Cincinnati — Saturday, Nov. 28 (Home Finale). BYU closes the regular season at home against Cincinnati, the weekend after Thanksgiving. A late-November finale can mean cold and possibly snow, so dress for it — but a home closer with playoff or bowl positioning on the line is exactly the kind of Saturday that makes the season.
The Road Games
Five away trips round out the schedule, and a couple stand out for travel-minded fans. BYU visits Colorado State (Sept. 19) for the first time since 2010, heads to TCU (Oct. 3) on a date that overlaps with the Saturday sessions of October's General Conference, plays at UCF in Orlando (Oct. 24), and travels to Kansas (Nov. 21) still looking for its first win over the Jayhawks since joining the Big 12.
The rivalry game at Utah (Nov. 7) is the road trip most Cougar fans care about. For the third year in a row it sits in the middle of the schedule rather than closing it out, and Rice-Eccles Stadium is never an easy place for BYU to play. It's a short enough drive up I-15 that plenty of Provo fans make the trip regardless of ticket difficulty.
What to Expect on the Field
Kalani Sitake is back for another season on the sideline, and the Cougars carry momentum from a 2025 campaign that ended on a high note with a bowl win over Georgia Tech in the Pop-Tarts Bowl. The schedule is again loaded with power-conference opponents — the kind of slate that can build a résumé quickly if things break right, or punish a young team that isn't ready for the week-to-week grind of the Big 12.
For the details that matter most on the field — depth, the quarterback picture, and how the Cougars stack up in a deep conference — the local beat writers at outlets like the Deseret News and the Daily Herald track every practice and roster move through fall camp. What's certain from where we sit in July is the shape of the season: a soft opener, an early Big 12 test against Arizona, the Notre Dame showcase in the middle, and a brutal, bye-free run to the finish.
Planning Your Game Days
A few practical notes as you map out the fall:
- Get tickets early for the big ones. Notre Dame (Oct. 17) and, to a lesser degree, Arizona (Sept. 12) and the pursuit of a strong home finish will be the hardest tickets. Season tickets remain the most economical route for locals who want to be there every week; single games are available through tickets.byu.edu and secondary markets.

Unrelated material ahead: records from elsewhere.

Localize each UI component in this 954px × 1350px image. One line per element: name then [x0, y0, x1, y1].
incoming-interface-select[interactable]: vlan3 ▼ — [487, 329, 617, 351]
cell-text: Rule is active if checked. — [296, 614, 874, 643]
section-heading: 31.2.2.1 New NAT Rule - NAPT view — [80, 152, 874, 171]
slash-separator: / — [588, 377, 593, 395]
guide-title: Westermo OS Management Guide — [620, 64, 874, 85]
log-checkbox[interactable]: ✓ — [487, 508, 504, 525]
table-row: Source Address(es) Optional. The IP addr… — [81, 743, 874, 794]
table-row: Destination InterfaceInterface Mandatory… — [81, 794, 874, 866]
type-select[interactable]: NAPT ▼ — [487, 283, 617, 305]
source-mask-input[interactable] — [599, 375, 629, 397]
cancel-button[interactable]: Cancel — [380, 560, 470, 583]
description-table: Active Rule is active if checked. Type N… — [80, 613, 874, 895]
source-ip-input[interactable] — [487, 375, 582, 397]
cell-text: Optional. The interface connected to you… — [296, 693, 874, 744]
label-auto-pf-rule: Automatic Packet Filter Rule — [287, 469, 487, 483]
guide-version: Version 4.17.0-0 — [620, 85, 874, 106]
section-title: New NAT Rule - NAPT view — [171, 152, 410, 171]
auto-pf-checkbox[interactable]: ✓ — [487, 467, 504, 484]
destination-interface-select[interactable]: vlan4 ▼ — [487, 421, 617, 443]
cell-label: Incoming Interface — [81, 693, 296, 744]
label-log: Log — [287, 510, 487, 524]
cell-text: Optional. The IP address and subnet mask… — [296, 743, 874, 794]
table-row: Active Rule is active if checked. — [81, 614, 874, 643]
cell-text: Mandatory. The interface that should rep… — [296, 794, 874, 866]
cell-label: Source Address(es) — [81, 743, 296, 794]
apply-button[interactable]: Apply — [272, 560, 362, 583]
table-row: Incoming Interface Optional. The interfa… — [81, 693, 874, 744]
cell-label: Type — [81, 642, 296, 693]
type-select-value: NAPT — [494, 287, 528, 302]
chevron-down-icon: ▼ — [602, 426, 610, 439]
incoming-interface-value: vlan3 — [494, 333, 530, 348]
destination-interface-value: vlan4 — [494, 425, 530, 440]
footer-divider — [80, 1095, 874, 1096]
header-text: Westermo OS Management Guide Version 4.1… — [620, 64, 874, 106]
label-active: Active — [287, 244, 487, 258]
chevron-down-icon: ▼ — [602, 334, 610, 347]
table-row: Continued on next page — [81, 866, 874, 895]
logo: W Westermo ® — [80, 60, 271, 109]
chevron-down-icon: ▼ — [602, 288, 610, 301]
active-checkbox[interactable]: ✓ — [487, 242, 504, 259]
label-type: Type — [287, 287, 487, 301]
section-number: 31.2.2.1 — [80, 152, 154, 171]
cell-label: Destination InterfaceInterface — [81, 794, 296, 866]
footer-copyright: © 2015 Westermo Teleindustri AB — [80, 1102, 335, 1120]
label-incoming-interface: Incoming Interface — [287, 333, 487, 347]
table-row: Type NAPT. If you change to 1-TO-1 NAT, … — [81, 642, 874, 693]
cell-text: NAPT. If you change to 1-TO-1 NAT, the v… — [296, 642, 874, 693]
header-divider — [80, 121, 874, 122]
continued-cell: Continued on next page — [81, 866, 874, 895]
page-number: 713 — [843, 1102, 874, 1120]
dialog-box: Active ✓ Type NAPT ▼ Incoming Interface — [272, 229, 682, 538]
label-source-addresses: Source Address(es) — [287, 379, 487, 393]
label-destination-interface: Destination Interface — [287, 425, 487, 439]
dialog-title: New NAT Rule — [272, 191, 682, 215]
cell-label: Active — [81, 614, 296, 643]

- Mind the Friday game. The Iowa State game on Friday, Oct. 9 breaks the usual Saturday pattern — plan tailgating, parking, and dinner reservations around a weeknight rather than a weekend.
- Dress for the season you're in. September games can be genuinely hot; November games can be cold and even snowy. The back half of the schedule calls for layers.
- Arrive early. Parking around campus fills up fast, especially for marquee games. Giving yourself extra time is the difference between catching kickoff and missing the first quarter.
New to game day in Provo? Our BYU football game day guide covers tickets, parking, tailgating, and the whole routine, and our guide to where to eat before and after a BYU game sorts out the pre- and post-game meal. When single-game details firm up, you'll find the home opener and other dates on our Provo events calendar.
Cougar football is one of the things that makes fall in Provo feel like fall in Provo. Seven Saturdays, one Friday night, and a visit from Notre Dame — it's a season worth planning around.